Suppose:
- $\mathbf{V}$ and $\mathbf{H}$ are Hilbert spaces.
- $\mathbf{V} \hookrightarrow \mathbf{H}$ is compact embedding.
- $\mathbf{V}$ is dense in $\mathbf{H}$.
For example $\mathbf{V} = W_0^{1,2}(\Omega)$ and $\mathbf{H} = L^2(\Omega)$ for bounded $\Omega \in \mathbb{R}^n$.
Let $\mathbf{u}_n,\mathbf{u} \in \mathbf{V}$. It's implied from the Rellich-Kondrachov embeddidng theorem that bounded $\mathbf{u}_n$ in $\mathbf{V}$ has convergent subsequence in $\mathbf{H}$.

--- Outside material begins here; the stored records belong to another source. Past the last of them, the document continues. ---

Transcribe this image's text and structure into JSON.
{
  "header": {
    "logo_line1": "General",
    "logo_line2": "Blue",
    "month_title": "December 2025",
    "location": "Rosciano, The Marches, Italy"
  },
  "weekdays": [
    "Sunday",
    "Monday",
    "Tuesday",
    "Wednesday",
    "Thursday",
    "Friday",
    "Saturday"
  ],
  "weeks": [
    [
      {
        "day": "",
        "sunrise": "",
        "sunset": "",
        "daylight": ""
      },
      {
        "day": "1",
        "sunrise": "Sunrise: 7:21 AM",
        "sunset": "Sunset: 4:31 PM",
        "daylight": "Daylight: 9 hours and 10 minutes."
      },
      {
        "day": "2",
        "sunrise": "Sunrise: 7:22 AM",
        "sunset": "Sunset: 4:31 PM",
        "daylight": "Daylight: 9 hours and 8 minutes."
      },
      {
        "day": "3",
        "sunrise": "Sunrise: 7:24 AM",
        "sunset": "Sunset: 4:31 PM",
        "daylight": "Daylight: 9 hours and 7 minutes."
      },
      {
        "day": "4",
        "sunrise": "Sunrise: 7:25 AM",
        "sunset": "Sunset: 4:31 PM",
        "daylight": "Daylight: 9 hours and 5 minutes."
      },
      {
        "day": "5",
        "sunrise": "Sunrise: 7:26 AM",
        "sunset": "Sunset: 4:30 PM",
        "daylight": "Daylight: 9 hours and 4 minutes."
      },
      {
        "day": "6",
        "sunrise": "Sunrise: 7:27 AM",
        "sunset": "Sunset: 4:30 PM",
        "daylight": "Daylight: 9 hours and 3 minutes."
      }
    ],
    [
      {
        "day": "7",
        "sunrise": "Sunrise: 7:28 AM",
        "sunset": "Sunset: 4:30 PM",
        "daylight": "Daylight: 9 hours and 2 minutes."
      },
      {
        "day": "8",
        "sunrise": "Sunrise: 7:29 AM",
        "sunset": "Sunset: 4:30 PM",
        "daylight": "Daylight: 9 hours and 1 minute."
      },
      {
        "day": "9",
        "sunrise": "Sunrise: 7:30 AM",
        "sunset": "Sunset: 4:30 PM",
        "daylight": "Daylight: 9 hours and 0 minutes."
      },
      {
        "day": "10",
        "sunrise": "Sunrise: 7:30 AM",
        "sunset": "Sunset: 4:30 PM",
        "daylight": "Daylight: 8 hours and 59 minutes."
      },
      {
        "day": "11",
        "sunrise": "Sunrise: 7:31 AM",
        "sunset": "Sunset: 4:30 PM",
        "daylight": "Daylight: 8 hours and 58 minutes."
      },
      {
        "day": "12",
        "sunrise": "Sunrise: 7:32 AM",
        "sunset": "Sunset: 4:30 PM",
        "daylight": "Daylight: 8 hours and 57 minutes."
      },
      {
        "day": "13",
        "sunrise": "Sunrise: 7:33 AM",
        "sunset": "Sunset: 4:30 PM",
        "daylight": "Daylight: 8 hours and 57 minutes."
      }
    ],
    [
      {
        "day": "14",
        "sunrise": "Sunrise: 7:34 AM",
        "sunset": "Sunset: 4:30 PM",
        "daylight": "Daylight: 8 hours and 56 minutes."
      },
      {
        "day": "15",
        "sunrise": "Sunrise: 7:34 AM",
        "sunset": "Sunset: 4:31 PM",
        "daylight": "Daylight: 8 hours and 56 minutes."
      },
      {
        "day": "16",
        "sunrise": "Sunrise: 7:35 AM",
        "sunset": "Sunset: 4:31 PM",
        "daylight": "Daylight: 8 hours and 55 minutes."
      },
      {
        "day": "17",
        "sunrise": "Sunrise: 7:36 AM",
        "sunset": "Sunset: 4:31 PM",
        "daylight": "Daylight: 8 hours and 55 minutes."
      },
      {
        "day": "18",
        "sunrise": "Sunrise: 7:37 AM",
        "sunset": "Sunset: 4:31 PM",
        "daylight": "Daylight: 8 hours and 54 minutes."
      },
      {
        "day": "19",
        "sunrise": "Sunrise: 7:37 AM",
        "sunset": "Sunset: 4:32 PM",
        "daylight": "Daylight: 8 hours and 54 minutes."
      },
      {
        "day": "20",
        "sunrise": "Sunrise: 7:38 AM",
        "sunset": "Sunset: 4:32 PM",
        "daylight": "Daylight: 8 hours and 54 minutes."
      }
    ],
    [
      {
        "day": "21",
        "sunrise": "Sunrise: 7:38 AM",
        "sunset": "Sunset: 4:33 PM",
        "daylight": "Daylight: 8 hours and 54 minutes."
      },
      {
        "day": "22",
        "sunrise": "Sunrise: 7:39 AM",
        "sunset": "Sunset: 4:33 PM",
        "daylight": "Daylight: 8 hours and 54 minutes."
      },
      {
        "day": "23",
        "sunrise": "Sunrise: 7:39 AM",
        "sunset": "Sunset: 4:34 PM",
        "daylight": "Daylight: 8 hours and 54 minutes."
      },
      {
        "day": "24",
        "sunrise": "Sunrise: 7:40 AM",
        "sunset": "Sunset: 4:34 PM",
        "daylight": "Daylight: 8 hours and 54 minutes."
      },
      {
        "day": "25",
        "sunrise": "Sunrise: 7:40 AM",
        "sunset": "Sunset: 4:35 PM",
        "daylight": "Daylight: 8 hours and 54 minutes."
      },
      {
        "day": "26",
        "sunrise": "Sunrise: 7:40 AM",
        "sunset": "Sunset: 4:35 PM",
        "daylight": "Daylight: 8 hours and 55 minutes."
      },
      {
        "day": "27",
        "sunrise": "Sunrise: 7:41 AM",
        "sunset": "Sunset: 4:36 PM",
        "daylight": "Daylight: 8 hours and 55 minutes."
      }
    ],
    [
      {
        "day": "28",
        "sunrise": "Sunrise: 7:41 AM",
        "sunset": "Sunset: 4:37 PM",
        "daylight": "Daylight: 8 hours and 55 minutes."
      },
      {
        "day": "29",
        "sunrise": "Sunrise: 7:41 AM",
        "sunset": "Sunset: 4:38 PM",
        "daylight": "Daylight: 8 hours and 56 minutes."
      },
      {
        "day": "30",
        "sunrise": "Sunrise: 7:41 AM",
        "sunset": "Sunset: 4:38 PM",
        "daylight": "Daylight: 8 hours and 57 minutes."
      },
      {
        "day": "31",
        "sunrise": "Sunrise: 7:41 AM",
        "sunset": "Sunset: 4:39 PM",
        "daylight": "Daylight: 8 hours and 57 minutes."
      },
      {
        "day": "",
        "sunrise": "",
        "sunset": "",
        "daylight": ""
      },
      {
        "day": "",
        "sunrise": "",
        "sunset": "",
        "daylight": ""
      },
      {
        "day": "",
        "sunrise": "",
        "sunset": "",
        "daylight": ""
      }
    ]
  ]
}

I am asking the opposite question:
Consider a bounded sequence $\mathbf{u}_n \in \mathbf{V}$. If $\mathbf{u}_n \to \mathbf{u}$ strongly in $\mathbf{H}$, does it weakly convergent in $\mathbf{V}$? Does it converge to the same $\mathbf{u}$?
A more general question:
What requirements the sequence $(\mathbf{u}_n)_{n \in \mathbb{N}}$ should have in $\mathbf{H}$, so that $\mathbf{u}_n$ is
- weakly convergenent in $\mathbf{V}$?
- Strongly convergent in $\mathbf{V}$?
Here is a similar question, but I do not know how this is shown.
From ${u_n},u \in H$ we can't imply ${u_n},u \in V$.